Visualizing predictions on a sample of the COCO dataset in FiftyOne

The COCO API has been widely adopted as the standard metric for evaluating object detections. The COCO average precision is used to compare models in nearly every object detection research paper in the last half-decade. While it’s very useful to have a single metric that can be used to compare models at a high level, in practice, there is more work that needs to be done.

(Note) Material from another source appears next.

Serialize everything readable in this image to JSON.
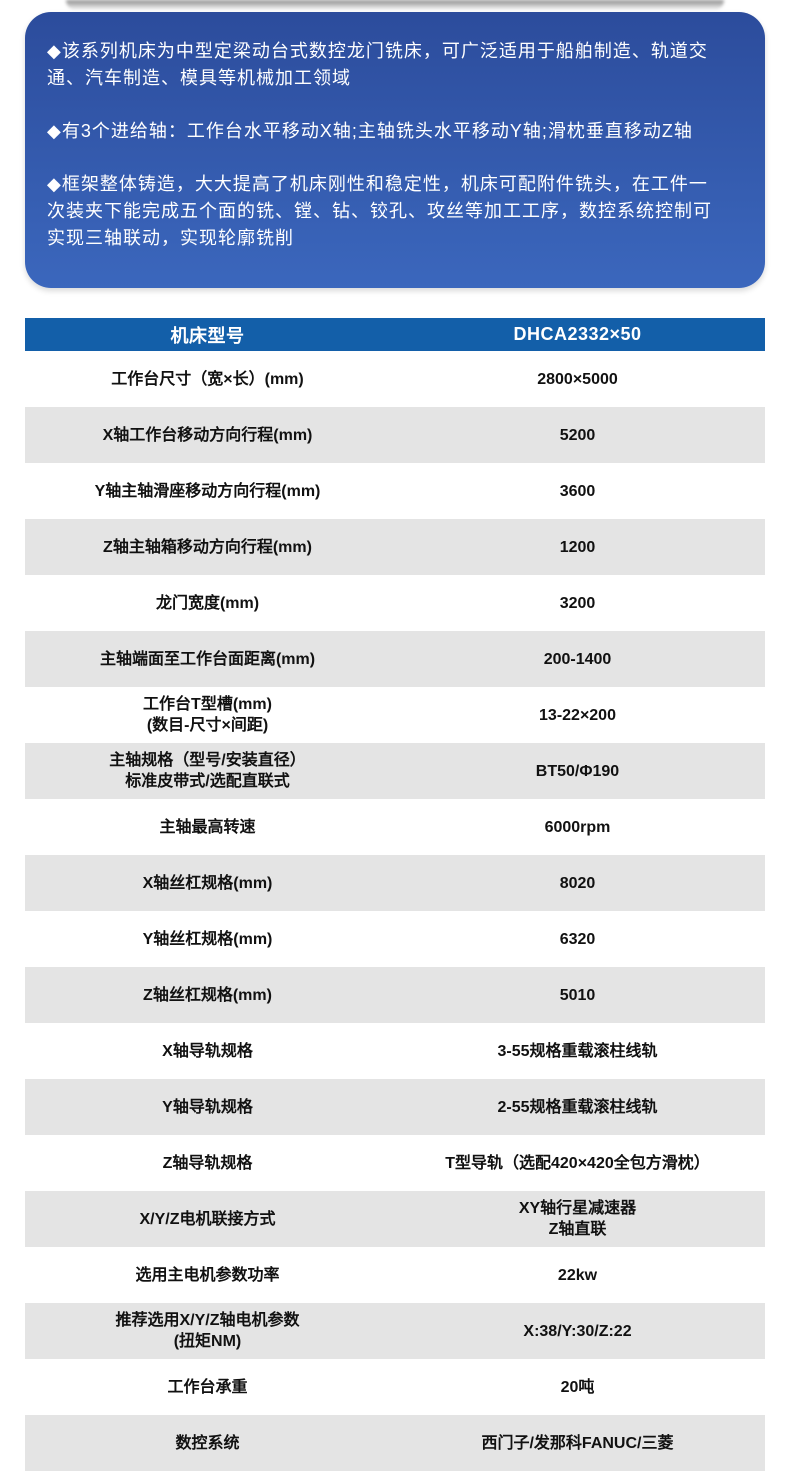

When developing a model that will be put to use in a real-world scenario, you need to build confidence in the model performance in a variety of situations. A single metric will not give you that information, the only way to understand exactly where your model performs well and where it performs poorly is to look at individual samples and even individual predictions to find success and failure cases.

FiftyOne provides extensive evaluation capabilities for various tasks, but most notably, it lets you take the next step after computing COCO AP and dig into the predictions of your models. You can add your own model predictions to a FiftyOne dataset with ease.

The example below shows how you can use FiftyOne’s evaluate_detections() method to evaluate the predictions of a model from the FiftyOne Model Zoo.

import fiftyone as fo
import fiftyone.zoo as foz

dataset = foz.load_zoo_dataset("coco-2017", split="validation")

# Load model from zoo and apply it to dataset
model = foz.load_zoo_model("faster-rcnn-resnet50-fpn-coco-torch")
dataset.apply_model(model, label_field="predictions")

# Evaluate `predictions` w.r.t. labels in `ground_truth` field
results = dataset.evaluate_detections(
    "predictions", gt_field="ground_truth", eval_key="eval", compute_mAP=True,
)

# Print the COCO AP
print(results.mAP())
# ex: 0.358

session = fo.launch_app(dataset)

# Convert to evaluation patches
eval_patches = dataset.to_evaluation_patches("eval")
print(eval_patches)

# View patches in the App
session.view = eval_patches

Then you can use the FiftyOne App to analyze individual TP/FP/FN examples and cross-reference with additional attributes like whether the annotation is a crowd.

Exploring TP/FP/FN evaluation results in FiftyOne

Once you have evaluated your model in FiftyOne, you can use the returned resultsobject to view the AP, plot precision-recall curves, and interact with confusion matrices to quickly find the exact samples where your model is correct and incorrect for each class.

# Plot confusion matrix
classes = ["person", "kite", "car", "bird", "carrot", "boat", "surfboard", "airplane", "traffic_light", "chair"]
plot = results.plot_confusion_matrix(classes=classes)
plot.show()

# Plot precision-recall curve
plot = results.plot_pr_curve(classes=classes)
plot.show()

# (In Jupyter notebooks)
# Connect to session
session.plots.attach(plot)
Evaluating on COCO with interactive confusion matrices in FiftyOne

Note: Interactive plots are currently only available in Jupyter notebooks but other contexts will be supported soon!

Summary

COCO is one of the most popular and influential computer vision datasets. Now, FiftyOne’s native support for COCO makes it easier than ever to download specific parts of the dataset, visualize COCO and your model predictions, and evaluate your models with COCO-style evaluation.